変装は上々。一般の民に紛れた雨音に気付く者はいないだろう。
実際、雨音は無事に目的地へと辿り着く。
「……そんな」
だが、辿り着いた薄月城の城下町……街道に近い、城下町の外れにある人だかりが出来ている刑場で、雨音はその場に崩れ落ちた。
そこにあったのは、磔にされた千姫・瑠璃・亜矢の亡骸であった。
そして、護衛隊長である夏目とその妹の春香、雨音の部下である月恵と紅葉……さらに、源川紫乃&源川若菜母娘、神波凪、稲原政美など中立派の国人領主とその親類まで、刑場で晒し首か磔にされた姿となった。
雨音達は間に合わず、千姫達は既にこの世を去った後だった。
小汚い馬小屋である。
数ある千寿派の隠れ家は敵の目を欺く為にこのような場所が多い。
連絡手段に乏しい戦国の世では有事があった際に集合出来る場所として重宝される。
「……っ竹様、よくぞご無事でっ……!」
打ちひしがれていた雨音は隠れ家の戸が開くと同時に体に緊張を走らせたが、現れた人物の顔を見て心底喜んだ。
竹とその臣下達も、雨音達を見て表情に安堵を浮かべる。
「うう、雨音殿、良かったっ。

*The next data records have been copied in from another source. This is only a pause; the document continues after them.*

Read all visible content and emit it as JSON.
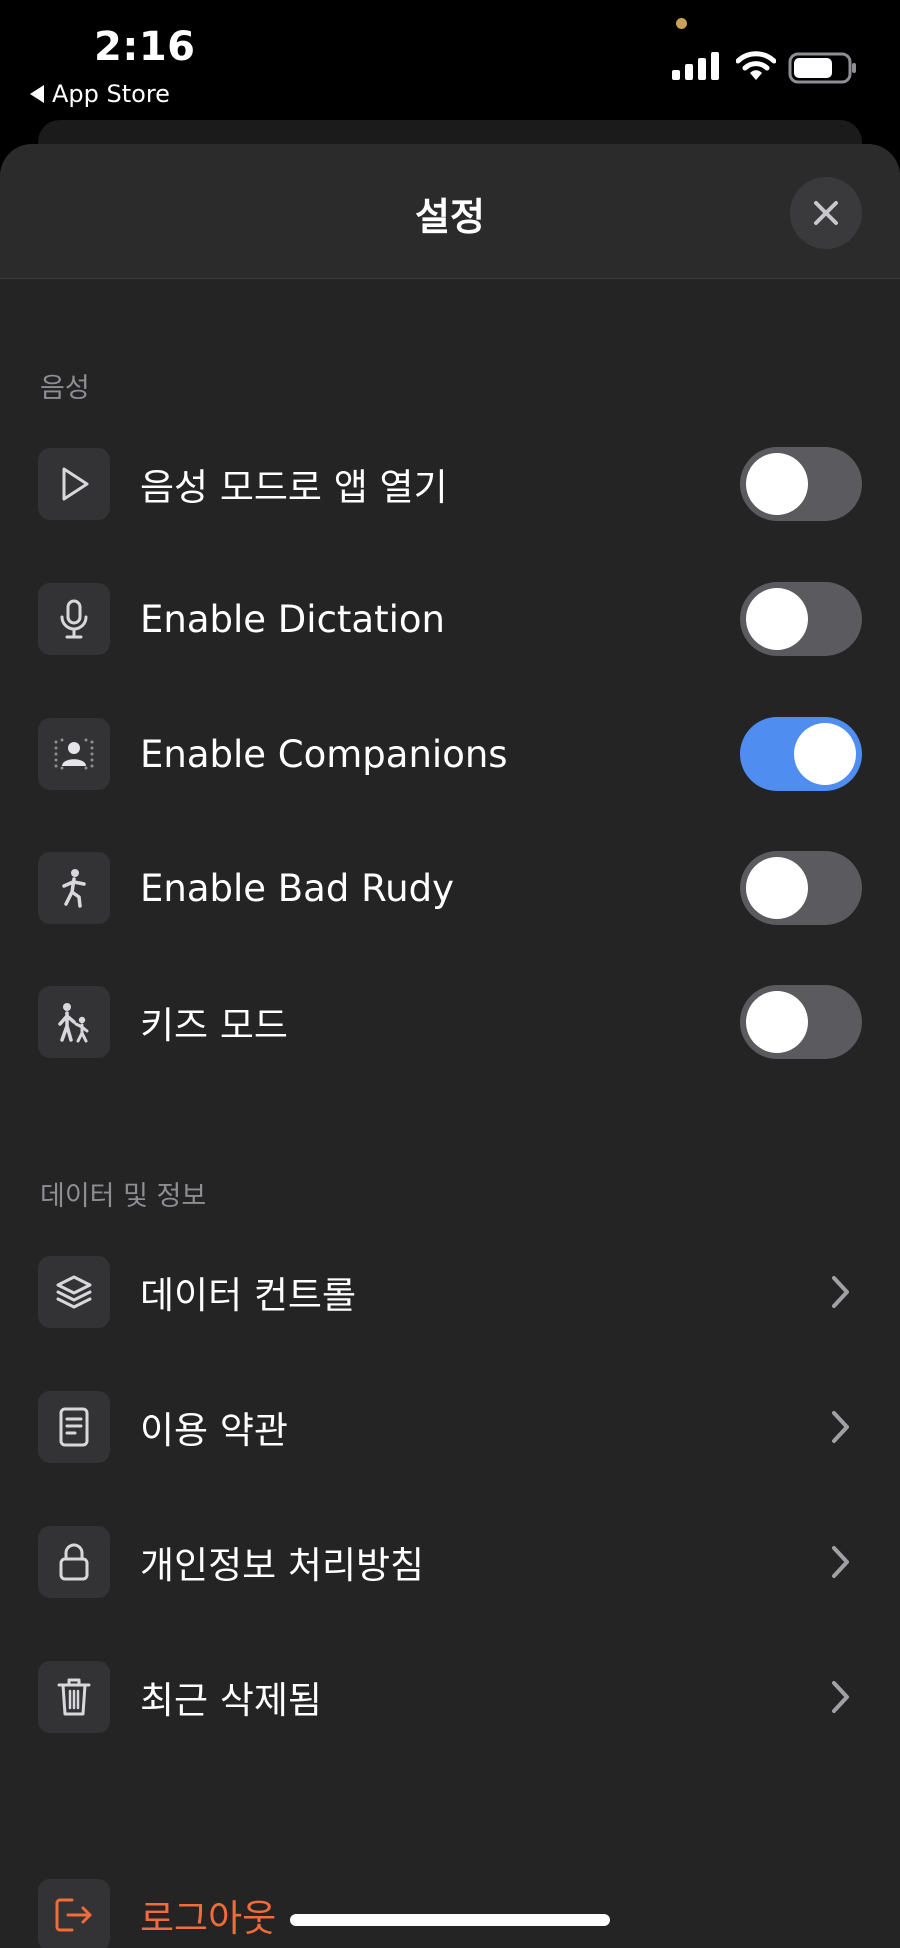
{
  "status_bar": {
    "time": "2:16",
    "back_app": "App Store",
    "indicator_color": "#c9a15a"
  },
  "sheet": {
    "title": "설정",
    "close_icon": "close-icon"
  },
  "voice_section": {
    "label": "음성",
    "items": [
      {
        "label": "음성 모드로 앱 열기",
        "icon": "play-icon",
        "toggle": false
      },
      {
        "label": "Enable Dictation",
        "icon": "microphone-icon",
        "toggle": false
      },
      {
        "label": "Enable Companions",
        "icon": "person-spotlight-icon",
        "toggle": true
      },
      {
        "label": "Enable Bad Rudy",
        "icon": "person-walking-icon",
        "toggle": false
      },
      {
        "label": "키즈 모드",
        "icon": "parent-child-icon",
        "toggle": false
      }
    ]
  },
  "data_section": {
    "label": "데이터 및 정보",
    "items": [
      {
        "label": "데이터 컨트롤",
        "icon": "layers-icon"
      },
      {
        "label": "이용 약관",
        "icon": "document-icon"
      },
      {
        "label": "개인정보 처리방침",
        "icon": "lock-icon"
      },
      {
        "label": "최근 삭제됨",
        "icon": "trash-icon"
      }
    ]
  },
  "logout": {
    "label": "로그아웃",
    "icon": "logout-icon",
    "color": "#f26b3a"
  },
  "colors": {
    "toggle_on": "#4f8ef0",
    "toggle_off": "#5b5b5f",
    "sheet_bg": "#242425"
  }
}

こんなにぼろぼろになってっ……」
「何を仰るのですかっ、竹様こそっ」
「私自身は大したことないのっ、でも、でも、本当に良かったっ……!」
周りの目を気にせず抱き合った二人は、共に涙を流して喜んだ。
戦乱の地獄で唯一生き残った最愛の人の無事を、その時ばかりは全てを忘れて噛み締めた。
「……必ずや、小夜の首を千姫様達の墓前に捧げましょう」
数刻後。
毅然と言い切る雨音の表情に、迷いは一切なかった。
雨音は、竹らに全ての状況を伝えられた。
千寿派は貶められ、次々と殺されている。竹の母である翡翠と、付き人の雫も、竹の目の前で命を絶った。
「目的を果たすまで、このことは他言しないようにしましょう。なんとしてでも生き残り、小夜の命を奪ってみせるのです」
周りの臣下達は、迷いなく頷く。
竹もその目に信念を宿し、同じく頷いた。
「そして目的を果たしたのならば……」
「潔く全員自害し、共に、千姫様達に冥府で仕えましょう」
誰一人として、首を横に振る者はいない。
千姫の為ならば、命など一切惜しくはない。
彼女達は正しく決死の覚悟で、主君の仇討ちの盟約を交わした――。